App Annie did an analysis of the most downloaded and installed apps from Google Play Store. Looking at both the free and paid apps, none of them (apart from the odd exception) are really able to make use of the full potential of a high-end device, not even close to it.
As for gaming, which is supposed to really push a phone's GPU to its limit, even the games that are supposed to really test the phone's capacity aren't able to unlock the phone's full potential. In fact, for the most downloaded games in the Play Store, most mid-range phones are also perfectly capable of running these games smoothly.
While it's true that for the most demanding games like Asphalt 8 or Real Racing 3, you will get a better gaming experience on a high-end device, you can also get a decent experience playing on a mid-range phone. However, THE most downloaded game Bubble Witch 3 Saga doesn't even come close to frying any device's GPU.
Understand your smartphone better
Of course, there is a certain portion of the audience who are photography fans or who seek a superior gaming experience. For those of you who fall into that category, obviously the hardware (camera, processor and GPU) is an important factor. Particularly for photography, the best results can only be achieved with high-end devices like the Google Pixel, HTC 10 or the Samsung Galaxy S7 Edge. But sometimes you may find a hidden gem in a mid-range device, like the Moto G4 Plus, the LG G5, the Sony Xperia X Compact or the Honor 8.
The majority of people are content with just taking photos with friends or of landscapes, filtering and sharing images on their social media networks - or just playing Candy Crush Saga. The Huawei P8 Lite 2017 or the Honor 8 can tackle these kinds of tasks without any problem.

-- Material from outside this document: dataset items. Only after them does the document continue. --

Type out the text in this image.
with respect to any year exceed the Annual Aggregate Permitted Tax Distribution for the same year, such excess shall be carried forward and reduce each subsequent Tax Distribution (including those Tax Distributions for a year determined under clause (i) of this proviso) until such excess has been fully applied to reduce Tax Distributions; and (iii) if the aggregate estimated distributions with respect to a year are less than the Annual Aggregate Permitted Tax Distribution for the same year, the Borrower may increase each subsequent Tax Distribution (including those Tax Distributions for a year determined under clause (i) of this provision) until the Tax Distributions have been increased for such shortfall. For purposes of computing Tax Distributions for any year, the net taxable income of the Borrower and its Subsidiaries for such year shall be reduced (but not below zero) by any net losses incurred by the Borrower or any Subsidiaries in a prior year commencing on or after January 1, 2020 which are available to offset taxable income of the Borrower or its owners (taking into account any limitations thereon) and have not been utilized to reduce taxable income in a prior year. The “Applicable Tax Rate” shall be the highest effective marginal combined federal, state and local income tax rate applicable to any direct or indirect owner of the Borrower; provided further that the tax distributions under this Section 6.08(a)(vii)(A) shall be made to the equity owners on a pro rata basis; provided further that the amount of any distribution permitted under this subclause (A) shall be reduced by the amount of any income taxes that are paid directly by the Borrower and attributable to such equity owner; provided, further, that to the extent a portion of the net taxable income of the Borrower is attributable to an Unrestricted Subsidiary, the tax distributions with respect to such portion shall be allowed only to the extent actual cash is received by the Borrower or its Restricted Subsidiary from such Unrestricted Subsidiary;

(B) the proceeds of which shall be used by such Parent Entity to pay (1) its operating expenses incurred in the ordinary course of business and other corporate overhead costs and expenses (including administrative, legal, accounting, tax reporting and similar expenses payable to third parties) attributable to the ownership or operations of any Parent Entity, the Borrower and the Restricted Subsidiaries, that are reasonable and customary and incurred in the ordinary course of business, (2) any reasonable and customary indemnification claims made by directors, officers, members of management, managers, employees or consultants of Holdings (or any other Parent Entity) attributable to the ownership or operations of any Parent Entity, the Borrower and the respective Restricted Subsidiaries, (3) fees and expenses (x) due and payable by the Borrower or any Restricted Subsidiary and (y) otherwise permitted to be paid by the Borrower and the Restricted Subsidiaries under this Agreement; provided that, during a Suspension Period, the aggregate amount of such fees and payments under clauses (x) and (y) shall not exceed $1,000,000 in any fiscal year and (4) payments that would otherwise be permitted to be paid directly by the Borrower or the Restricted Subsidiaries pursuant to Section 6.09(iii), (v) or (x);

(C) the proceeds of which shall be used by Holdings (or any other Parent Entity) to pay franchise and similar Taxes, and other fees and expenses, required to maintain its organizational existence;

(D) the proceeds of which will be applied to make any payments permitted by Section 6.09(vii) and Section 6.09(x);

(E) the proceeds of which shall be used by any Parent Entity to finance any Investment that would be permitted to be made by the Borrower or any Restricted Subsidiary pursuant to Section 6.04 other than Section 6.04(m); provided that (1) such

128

I should just clarify, I am not saying we should decrease or stop the production of high-end smartphones - these devices are extremely important to showcase new technologies and concepts, for gaining reputation and for coming up with features that will eventually end up in mid-range devices.
Are you a user who plays the most demanding games on your phone and uses apps that really test the various components or your phone? Or conversely, do you just need a smartphone that is able to manage your day to day tasks? Depending on your answer to these questions, you'll be able to make the best decision on whether to buy an expensive yet powerful high-end device or take your chances with a cheaper but perfectly capable mid-range phone.